How many smoke detectors you need to purchase is based on the size of your house and will be covered in the placement section next.
2. Installing the Smoke Detector
Position smoke detectors on the ceiling just outside each bedroom and in the escape routes of your home. If you have a multilevel home, install a detector on every floor. The average home should have a minimum of 4 detectors. Remember each detector dramatically increases your chance of surviving a fire.
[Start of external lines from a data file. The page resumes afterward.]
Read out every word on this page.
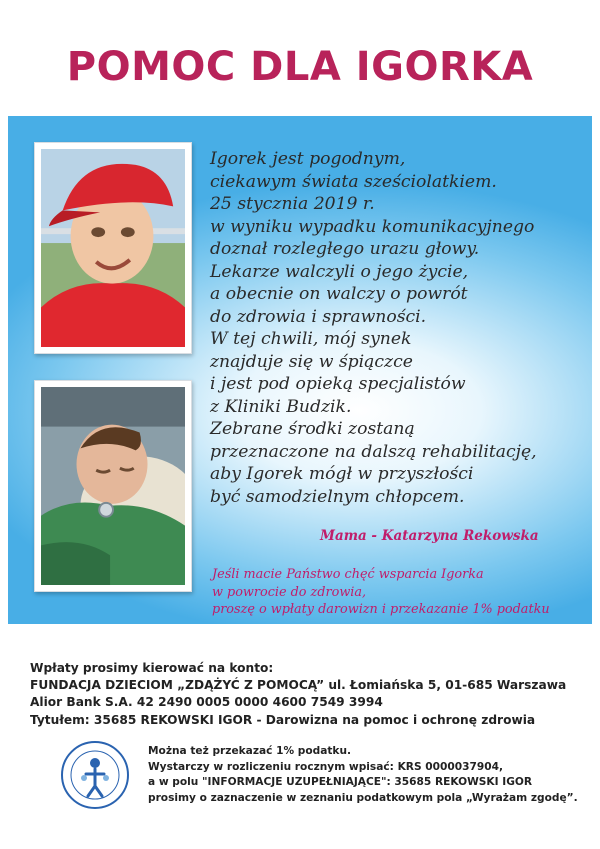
POMOC DLA IGORKA
Igorek jest pogodnym,
ciekawym świata sześciolatkiem.
25 stycznia 2019 r.
w wyniku wypadku komunikacyjnego
doznał rozległego urazu głowy.
Lekarze walczyli o jego życie,
a obecnie on walczy o powrót
do zdrowia i sprawności.
W tej chwili, mój synek
znajduje się w śpiączce
i jest pod opieką specjalistów
z Kliniki Budzik.
Zebrane środki zostaną
przeznaczone na dalszą rehabilitację,
aby Igorek mógł w przyszłości
być samodzielnym chłopcem.
Mama - Katarzyna Rekowska
Jeśli macie Państwo chęć wsparcia Igorka
w powrocie do zdrowia,
proszę o wpłaty darowizn i przekazanie 1% podatku
Wpłaty prosimy kierować na konto:
FUNDACJA DZIECIOM „ZDĄŻYĆ Z POMOCĄ” ul. Łomiańska 5, 01-685 Warszawa
Alior Bank S.A. 42 2490 0005 0000 4600 7549 3994
Tytułem: 35685 REKOWSKI IGOR - Darowizna na pomoc i ochronę zdrowia
Można też przekazać 1% podatku.
Wystarczy w rozliczeniu rocznym wpisać: KRS 0000037904,
a w polu "INFORMACJE UZUPEŁNIAJĄCE": 35685 REKOWSKI IGOR
prosimy o zaznaczenie w zeznaniu podatkowym pola „Wyrażam zgodę”.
For example we will use a common three story home with three bedrooms and a basement. For this home we will be installing 6 smoke detectors. Three of the detectors will be installed outside each of the three bedrooms, this of course would depend on how close the bedrooms are to each other in your home. One detector will go near the top of the cellar steps, do not install at the very top as this may be a dead air space in your home and the smoke might not reach that level before coming under the door and into the home. The fifth detector will go on the stairwell leading to the attic, we did not install this one on the attic ceiling for two reasons. Number one it would be difficult to hear and number two the extreme heat found in many attics would cause false indications. The final detector will go in the hallway at the top of the stairwell from the first floor.
3. Maintaining/Testing the Detector
Purchasing the detector is only half the battle, maintaining the detectors operation is the rest of the project.
Batteries, batteries, batteries…most of the detectors in homes and on the market are battery operated. Numerous fatal fires occur where smoke detectors are later found in the home with missing or expired batteries. Everyone has weekly chores to do in life like taking the garbage out, checking the batteries in your smoke detectors should become part of that list on a monthly basis. It will take a matter of seconds to do and can save you a lifetime of heartache.